Jeden Sonntag verwandelt sich der Platz in einen typischen, mallorquinischen Wochenmarkt, auf dem vor allem einheimische Obstverkäufer und afrikanische Billigschmuckhändler um die Kundschaft buhlen. Kann man, muss man aber nicht unbedingt erlebt haben.
Auch sonst gibt es auf der Plaza keine echten Sehenswürdigkeiten zu entdecken, einmal abgesehen von der Statue der Heiligen Jungfrau Inmaculada Concepción, die von ihrer zehn Meter hohen und mehr als 60 Jahre verwitterten Steinsäule auf das Treiben unter ihr blickt.
Katastrophe am Ostersonntag
Ein architektonisches Kunststück findet man rund 150 Meter Luftlinie von der Plaza Espanya entfernt. Dafür muss man durch die kleine Einkaufsstraße Carrer del 31 de Marc und dann kurz rechts hinunter zur Placa de Sa Font de Santa Margalida laufen. Dort steht die Pfarrkirche San Miquel, die im 16. und 17. Jahrhundert in unterschiedlichen Baustilen hochgezogen wurde. Allerdings wurde dabei wohl ganz schön gepfuscht. So soll bei der großen Prozession am Ostersonntag des Jahres 1844 ein Großteil der Außenfassade zusammengebrochen sein – und mehr als 400 Menschen unter sich begraben haben. Eine Gedenktafel an der Außenseite der Kirche erinnert an dieses Unglück.
Weltberühmte Söhne der Stadt
Felanitx hat im Laufe der Zeit übrigens auch für internationale Schlagzeilen gesorgt. Und zwar dank gleich mehrerer berühmter Persönlichkeiten. Fangen wir mal mit der Umstrittensten von ihnen an. Der Seefahrer Christoph Columbus soll nach Überzeugung – oder Aberglaube – vieler Dorfbewohner aus dem zur Gemeinde gehörigen Hafenort Porto Colom stammen. Das geht bereits aus dessen Namen hervor. Colom heißt der Amerika- Entdecker auf Spanisch. Oder besser: Cristobál Colom.
Einwandfrei bestätigt sind dafür die Verdienste eines weiteren Sohns der Stadt. Guillem Timoner zählte in den 80er Jahren zu den besten Radfahrern der Welt. Gleich sechs Mal wurde der heute 92-Jährige Weltmeister im Bahnradfahren. Aber hallo!
Ebenfalls aus Felanitx stammt Miquel Barceló, einer der international renommiertesten spanischen Künstler.
Weinkennern aus der halben Welt sagt der Name „Anima negra“ vielleicht etwas.
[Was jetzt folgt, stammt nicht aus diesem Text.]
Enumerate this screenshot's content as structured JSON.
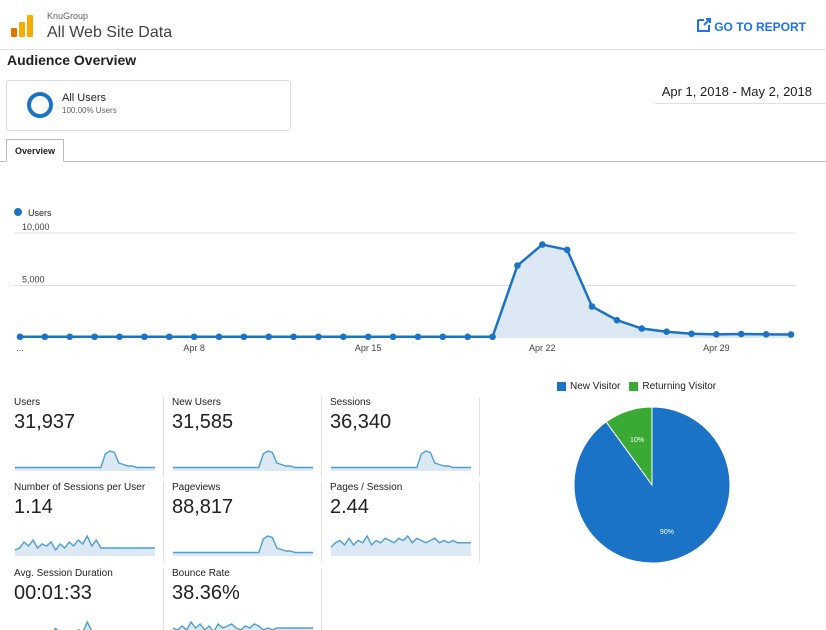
{
  "header": {
    "org": "KnuGroup",
    "property": "All Web Site Data",
    "go_to_report": "GO TO REPORT"
  },
  "section_title": "Audience Overview",
  "segment": {
    "name": "All Users",
    "sub": "100.00% Users"
  },
  "date_range": "Apr 1, 2018 - May 2, 2018",
  "tab": "Overview",
  "colors": {
    "primary": "#1a73c7",
    "returning": "#3aaa35",
    "fill": "#dce9f5",
    "link": "#1a73e8"
  },
  "chart_data": [
    {
      "type": "area",
      "series": [
        {
          "name": "Users",
          "values": [
            120,
            120,
            120,
            120,
            120,
            120,
            120,
            120,
            120,
            120,
            120,
            120,
            120,
            120,
            120,
            120,
            120,
            120,
            120,
            120,
            6900,
            8900,
            8400,
            3000,
            1700,
            900,
            600,
            400,
            350,
            380,
            350,
            330
          ]
        }
      ],
      "x_tick_labels": [
        "...",
        "Apr 8",
        "Apr 15",
        "Apr 22",
        "Apr 29"
      ],
      "x_tick_index": [
        0,
        7,
        14,
        21,
        28
      ],
      "y_tick_labels": [
        "10,000",
        "5,000"
      ],
      "y_tick_values": [
        10000,
        5000
      ],
      "ylim": [
        0,
        10000
      ],
      "legend_position": "top-left",
      "grid": true
    },
    {
      "type": "pie",
      "slices": [
        {
          "name": "New Visitor",
          "value": 90,
          "label": "90%",
          "color": "#1a73c7"
        },
        {
          "name": "Returning Visitor",
          "value": 10,
          "label": "10%",
          "color": "#3aaa35"
        }
      ],
      "legend_position": "top"
    }
  ],
  "metrics": [
    {
      "label": "Users",
      "value": "31,937",
      "spark": [
        1,
        1,
        1,
        1,
        1,
        1,
        1,
        1,
        1,
        1,
        1,
        1,
        1,
        1,
        1,
        1,
        1,
        1,
        1,
        1,
        10,
        12,
        11,
        4,
        3,
        2,
        2,
        1,
        1,
        1,
        1,
        1
      ]
    },
    {
      "label": "New Users",
      "value": "31,585",
      "spark": [
        1,
        1,
        1,
        1,
        1,
        1,
        1,
        1,
        1,
        1,
        1,
        1,
        1,
        1,
        1,
        1,
        1,
        1,
        1,
        1,
        10,
        12,
        11,
        4,
        3,
        2,
        2,
        1,
        1,
        1,
        1,
        1
      ]
    },
    {
      "label": "Sessions",
      "value": "36,340",
      "spark": [
        1,
        1,
        1,
        1,
        1,
        1,
        1,
        1,
        1,
        1,
        1,
        1,
        1,
        1,
        1,
        1,
        1,
        1,
        1,
        1,
        10,
        12,
        11,
        4,
        3,
        2,
        2,
        1,
        1,
        1,
        1,
        1
      ]
    },
    {
      "label": "Number of Sessions per User",
      "value": "1.14",
      "spark": [
        2,
        3,
        6,
        4,
        7,
        3,
        5,
        4,
        6,
        2,
        5,
        3,
        6,
        4,
        7,
        5,
        9,
        4,
        7,
        3,
        3,
        3,
        3,
        3,
        3,
        3,
        3,
        3,
        3,
        3,
        3,
        3
      ]
    },
    {
      "label": "Pageviews",
      "value": "88,817",
      "spark": [
        1,
        1,
        1,
        1,
        1,
        1,
        1,
        1,
        1,
        1,
        1,
        1,
        1,
        1,
        1,
        1,
        1,
        1,
        1,
        1,
        10,
        12,
        11,
        4,
        3,
        2,
        2,
        1,
        1,
        1,
        1,
        1
      ]
    },
    {
      "label": "Pages / Session",
      "value": "2.44",
      "spark": [
        3,
        5,
        6,
        4,
        7,
        4,
        6,
        5,
        8,
        4,
        6,
        5,
        7,
        6,
        5,
        7,
        6,
        8,
        5,
        7,
        6,
        5,
        6,
        7,
        5,
        6,
        5,
        6,
        5,
        5,
        5,
        5
      ]
    },
    {
      "label": "Avg. Session Duration",
      "value": "00:01:33",
      "spark": [
        3,
        5,
        4,
        6,
        5,
        7,
        4,
        6,
        5,
        9,
        5,
        7,
        6,
        5,
        8,
        6,
        14,
        7,
        5,
        6,
        4,
        5,
        4,
        4,
        3,
        3,
        3,
        3,
        3,
        3,
        3,
        3
      ]
    },
    {
      "label": "Bounce Rate",
      "value": "38.36%",
      "spark": [
        6,
        5,
        7,
        5,
        9,
        6,
        8,
        5,
        7,
        4,
        8,
        6,
        7,
        8,
        6,
        5,
        7,
        6,
        8,
        7,
        5,
        6,
        5,
        6,
        6,
        6,
        6,
        6,
        6,
        6,
        6,
        6
      ]
    }
  ]
}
Es ist einer der besten Tropfen, die aus Mallorca stammen. Zu verdanken ist er drei Winzern aus Felanitx, die in den 90er Jahren den Mut hatten, die bereits vergessene, einheimische Traubenart „Callet“ zur Herstellung ihres preisgekrönten Rotweins zu verwenden.
Wie gesagt: Felanitx ist eine echte Schatzkiste. Man muss sie nur zu öffnen wissen.